Feet First’s look at pedestrian news for the week of August 31, 2012.


Posted by Kerry Dirk

August 31, 2012



The Washington State Department of Transportation and the Cascade Bicycle club need your help to conduct the fifth annual bicycle and pedestrian survey on September 25, 26, and 27. 

By determining the number of pedestrians and cyclists who use trails and bike lanes, the WSDOT is better able to determine where additional walk-friendly areas are needed.  Surveys have shown previous success in other areas; for example, a 2008 trail count in San Jose supported efforts to secure $1,377,000 in grant funding for the development of additional trails. An ongoing national effort to measure the usage and demand of trails, bike lands, and sidewalks, is also in place. Read more about the National Bicycle and Pedestrian Documentation Project here.

The kick-off event for I Bike SEA is next Thursday, September 6.  This pilot project is recruiting N. Seattle residents who work downtown and who have a range of familiarity with bike commuting. For two weeks, you can participate in after-hours socials and morning meet-ups to learn about basic bike repair and safety, in addition to other activities.

The 2012 Vision 2040 Award, which rewards projects that support a sustainable future, was given to the Suquamish Tribe, Suquamish Elementary School, Suquamish Citizen’s Advisory Committee, and Kitsap County. This award, given by the Puget Sound Regional Council, recognizes the Suquamish Safe Route to School project.
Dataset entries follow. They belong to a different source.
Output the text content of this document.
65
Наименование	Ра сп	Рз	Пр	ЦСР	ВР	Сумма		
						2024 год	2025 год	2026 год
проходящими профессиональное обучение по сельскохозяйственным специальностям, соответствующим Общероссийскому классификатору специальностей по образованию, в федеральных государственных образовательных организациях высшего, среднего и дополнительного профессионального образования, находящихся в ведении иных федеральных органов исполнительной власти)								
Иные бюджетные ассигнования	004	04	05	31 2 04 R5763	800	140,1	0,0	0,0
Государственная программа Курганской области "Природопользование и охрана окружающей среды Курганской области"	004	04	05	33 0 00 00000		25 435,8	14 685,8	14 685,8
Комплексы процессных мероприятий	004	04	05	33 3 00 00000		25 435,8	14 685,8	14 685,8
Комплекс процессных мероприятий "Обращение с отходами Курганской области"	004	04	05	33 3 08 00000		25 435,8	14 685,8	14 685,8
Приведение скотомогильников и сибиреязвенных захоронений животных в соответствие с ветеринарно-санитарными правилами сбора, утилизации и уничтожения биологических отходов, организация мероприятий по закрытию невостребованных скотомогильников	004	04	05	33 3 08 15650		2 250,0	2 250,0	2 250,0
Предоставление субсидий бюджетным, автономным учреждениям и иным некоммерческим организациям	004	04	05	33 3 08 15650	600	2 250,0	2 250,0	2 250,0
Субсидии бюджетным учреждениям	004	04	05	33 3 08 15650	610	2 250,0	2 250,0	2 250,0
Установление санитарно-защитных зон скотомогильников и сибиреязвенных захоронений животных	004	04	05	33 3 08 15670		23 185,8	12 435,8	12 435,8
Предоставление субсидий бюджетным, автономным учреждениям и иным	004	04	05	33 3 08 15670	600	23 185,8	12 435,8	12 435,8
This project resulted in the construction of 5,600 feet of sidewalk along 14 blocks near Suquamish Elementary. Read more about the project here.

Stage 3 of the Mercer Corridor Project has begun, now that Mercer Street is open to two-way traffic. Click here for detour information, which includes routes for pedestrians and bicyclists. 

Only a few more signatures are needed for the Save our Sandbox Petition. Paulo Nunes Ueno, a father of two who built a 8-by-4-foot wooden sandbox outside of his Seattle home, was asked to move it or pay a $500/day fine. Read more about the debate here. 



The Fourth Safe Routes to School National Conference will take place August 13-15, 2013 in Sacramento, CA. To learn more about this conference, read about the event here or visit the conference website. 

A recent study found that a surprising factor plays a role in whether residents choose to bike to work: the presence of office showers and changing facilities. This study shows that more than bike lanes are needed for people to choose bike commuting and should be noted by employers and developers who want to encourage employees to bike to work. 

A Detroit resident and member of the Michigan Trails and Greenways Alliance is using Google maps to make a map of bike friendly routes throughout the city. Read more about this project here or watch the heartfelt video



A Walking Festival on the west coast of Wales? Where do I sign up? The Barmouth Walking Festival takes place in September every year to encourage visitors to explore the beauty of the area. With 30 walks for all abilities, walkers can choose the degree of difficulty and length. 

A new study argues that one way to measure the middle class is by the number of passenger cars in circulation. While the current number of passenger vehicles per 1,000 people is 900 in the United States, it’s only 12 in India. At the same time, the number of vehicles in the world is expected to grow 375% by 2050, raising important concerns about what these added cars might do to cities already highly congested.